Call it a case of overconfidence. Apartment developers, optimistic about the long-term health of the sector, continue to build new units at a robust clip despite a vacancy rate that has doubled in the past three years. Analysts say their exuberance may be warranted over the long haul, but it will hurt the sector in the short term by causing vacancy rates to spike further in 2004.

“The construction levels are merely going to exacerbate the existing oversupply situation for the short term,” says Andrew Wright, a senior consultant at Reis Inc., a New York-based research firm. A total of 106,647 units are expected to come on line in the top 50 markets this year followed by 103,358 units in 2004, the company reports.

Although the projected rate of construction is substantially lower than the 163,069 completions in 1999, that's still too much new supply for a market that experienced two straight years of negative absorption in 2001 and 2002, Wright says.

The number of vacant units in the top 50 markets has more than doubled in the past three years, from a total of 226,815 at the end of 2000 to 514,707 as of the third quarter of this year, according to Reis.

“You've got so much new supply coming on line, it's just flooding markets that are already saturated,” Wright says. “We don't see a level of demand that is going to meet or exceed the level of construction.”

Due to the combination of soft demand and a growing apartment stock, Reis predicts the national vacancy rate will grow to 7% by the end of 2004, up from 6.8% at the end of this year, and then decrease slightly in the following three years as declining construction levels give markets an opportunity to absorb the vacant space.

Colliding Forces

Economic trends have converged to erode demand for apartment units. The pool of prospective renters has shrunk considerably due to the loss of 2.7 million jobs since March 2001. At the same time, historically low interest rates have enticed renters to become first-time homebuyers.

Despite rising vacancy rates over the past few years, developers eager to capitalize on the cheap cost of capital have rushed to obtain construction loans before interest rates rise. Although their goal is to capitalize on the next upturn, analysts and company executives say their timing may be premature, if their apartments open as early as next year.

“The large inventory out there is going to be challenging,” says Stan Harrelson, CEO and president of Seattle-based Pinnacle Realty Management Co. “I think there will be a series of small steps in 2004 rather than a full recovery.”

Linwood Thompson, managing director in the Atlanta office of Marcus & Millichap, emphasizes that owners and developers have reason for optimism. They're willing to build and acquire apartment properties during the downturn because of the industry's strong track record. Long-term demographic trends are in the industry's favor because the number of households 25 to 34 years old, considered the prime rental prospects, is expected to rise by 584,000 between 2006 and 2010, according to Boston-based Property & Portfolio Research. “Owners are saying, ‘Now is the time to buy in and get myself in position for the next bull run,’” says Thompson.

Financial Crunch

The long-term outlook may be promising, but many apartment owners today face declining revenues. Chicago-based Equity Residential, which owns 990 properties nationwide, reported a 1.9% decrease in net operating income (NOI) in the third quarter vs. the same quarter last year, with income plummeting 7.4% at its properties in Phoenix and 5.6% in Atlanta.

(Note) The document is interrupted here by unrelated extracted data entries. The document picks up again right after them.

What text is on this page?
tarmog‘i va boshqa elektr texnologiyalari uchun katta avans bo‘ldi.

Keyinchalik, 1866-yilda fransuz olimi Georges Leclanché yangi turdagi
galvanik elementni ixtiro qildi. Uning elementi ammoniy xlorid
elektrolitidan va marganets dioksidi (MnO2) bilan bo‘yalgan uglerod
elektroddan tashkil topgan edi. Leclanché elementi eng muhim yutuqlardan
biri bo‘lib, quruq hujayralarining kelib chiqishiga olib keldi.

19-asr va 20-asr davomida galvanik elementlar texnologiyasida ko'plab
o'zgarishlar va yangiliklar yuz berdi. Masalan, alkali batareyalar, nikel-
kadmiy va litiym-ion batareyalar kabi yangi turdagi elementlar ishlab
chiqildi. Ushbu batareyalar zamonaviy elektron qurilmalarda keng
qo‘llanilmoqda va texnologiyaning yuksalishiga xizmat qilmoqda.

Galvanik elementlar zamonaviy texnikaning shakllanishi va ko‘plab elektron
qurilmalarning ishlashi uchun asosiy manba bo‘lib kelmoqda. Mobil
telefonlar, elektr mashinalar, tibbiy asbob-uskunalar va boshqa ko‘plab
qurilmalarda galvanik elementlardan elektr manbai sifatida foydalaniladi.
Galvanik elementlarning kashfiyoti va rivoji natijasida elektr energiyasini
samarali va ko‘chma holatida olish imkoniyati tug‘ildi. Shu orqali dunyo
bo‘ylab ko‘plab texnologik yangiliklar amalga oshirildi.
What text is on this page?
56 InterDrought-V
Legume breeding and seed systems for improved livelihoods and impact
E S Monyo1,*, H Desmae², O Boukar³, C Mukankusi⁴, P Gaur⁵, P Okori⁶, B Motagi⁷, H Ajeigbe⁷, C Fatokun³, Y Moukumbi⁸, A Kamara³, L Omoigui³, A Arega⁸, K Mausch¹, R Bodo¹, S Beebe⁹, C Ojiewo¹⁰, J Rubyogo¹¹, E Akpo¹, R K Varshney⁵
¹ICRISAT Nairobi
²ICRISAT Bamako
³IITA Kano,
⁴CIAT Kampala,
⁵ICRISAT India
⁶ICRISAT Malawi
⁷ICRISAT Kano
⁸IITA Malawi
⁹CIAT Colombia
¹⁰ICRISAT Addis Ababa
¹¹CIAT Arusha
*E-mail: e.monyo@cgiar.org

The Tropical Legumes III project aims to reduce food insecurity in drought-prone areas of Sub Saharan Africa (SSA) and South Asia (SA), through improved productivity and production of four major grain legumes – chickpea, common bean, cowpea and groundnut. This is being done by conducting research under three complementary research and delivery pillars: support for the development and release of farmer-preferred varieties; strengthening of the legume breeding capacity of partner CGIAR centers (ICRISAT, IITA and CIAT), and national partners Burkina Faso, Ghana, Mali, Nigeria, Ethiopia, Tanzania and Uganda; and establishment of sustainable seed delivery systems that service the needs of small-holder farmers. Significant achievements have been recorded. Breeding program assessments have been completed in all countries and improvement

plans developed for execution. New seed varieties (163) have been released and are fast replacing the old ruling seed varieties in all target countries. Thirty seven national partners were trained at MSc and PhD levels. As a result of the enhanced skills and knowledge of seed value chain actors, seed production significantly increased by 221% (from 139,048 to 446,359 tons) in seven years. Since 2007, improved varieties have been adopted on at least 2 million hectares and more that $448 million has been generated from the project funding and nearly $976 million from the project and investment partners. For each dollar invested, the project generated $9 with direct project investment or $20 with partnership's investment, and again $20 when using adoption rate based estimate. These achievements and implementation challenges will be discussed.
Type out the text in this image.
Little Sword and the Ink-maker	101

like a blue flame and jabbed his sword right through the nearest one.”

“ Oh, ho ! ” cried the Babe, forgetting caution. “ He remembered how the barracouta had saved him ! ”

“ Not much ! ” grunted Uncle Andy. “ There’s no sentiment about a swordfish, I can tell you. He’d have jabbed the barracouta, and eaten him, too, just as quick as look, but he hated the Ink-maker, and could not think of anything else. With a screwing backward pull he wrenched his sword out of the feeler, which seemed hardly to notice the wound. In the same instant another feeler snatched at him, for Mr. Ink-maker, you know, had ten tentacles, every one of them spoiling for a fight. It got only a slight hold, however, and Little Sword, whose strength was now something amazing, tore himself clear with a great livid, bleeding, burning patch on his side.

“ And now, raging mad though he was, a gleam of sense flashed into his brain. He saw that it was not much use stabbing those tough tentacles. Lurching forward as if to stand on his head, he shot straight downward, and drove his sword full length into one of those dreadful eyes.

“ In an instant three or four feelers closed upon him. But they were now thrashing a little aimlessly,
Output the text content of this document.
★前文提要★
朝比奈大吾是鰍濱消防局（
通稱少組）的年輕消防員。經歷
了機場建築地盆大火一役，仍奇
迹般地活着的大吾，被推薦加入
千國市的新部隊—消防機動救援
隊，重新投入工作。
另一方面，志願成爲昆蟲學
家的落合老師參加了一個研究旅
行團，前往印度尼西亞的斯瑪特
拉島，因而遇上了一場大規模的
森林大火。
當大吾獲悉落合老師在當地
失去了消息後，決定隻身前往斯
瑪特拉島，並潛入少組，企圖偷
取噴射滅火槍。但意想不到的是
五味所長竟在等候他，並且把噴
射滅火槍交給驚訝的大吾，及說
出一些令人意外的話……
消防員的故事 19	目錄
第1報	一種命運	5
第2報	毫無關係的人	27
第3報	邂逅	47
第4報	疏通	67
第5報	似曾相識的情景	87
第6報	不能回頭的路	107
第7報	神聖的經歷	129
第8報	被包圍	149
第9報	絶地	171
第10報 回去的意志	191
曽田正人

Denver-based United Dominion Realty Trust, which owns 260 apartments in the U.S., sustained revenue declines in eight out of its 10 top markets in the third quarter, including a 4% decline in NOI in Richmond, Va. However, the stock prices of both companies have increased since the start of the year.

On a national level, there have been some encouraging developments this year. After two consecutive years of negative absorption, there was positive absorption in both the second and third quarters of this year, and Reis forecasts 57,062 sq. ft. of absorption by the end of the year.

In addition, the national vacancy rate declined by one-tenth of a percentage point to 6.6% in the third quarter compared with the previous quarter, Reis reports, marking the first time that the vacancy rate has decreased since the third quarter of 2000.

The trends, Thompson notes, indicate there may be modest improvement in 2004 followed by steady increases in rental rates and occupancies in 2005 as an improving economy generates job growth.

“I'm not bullish on 2004,” Thompson says. “But I'm optimistic about the next bull run, and I think we're getting closer to it.”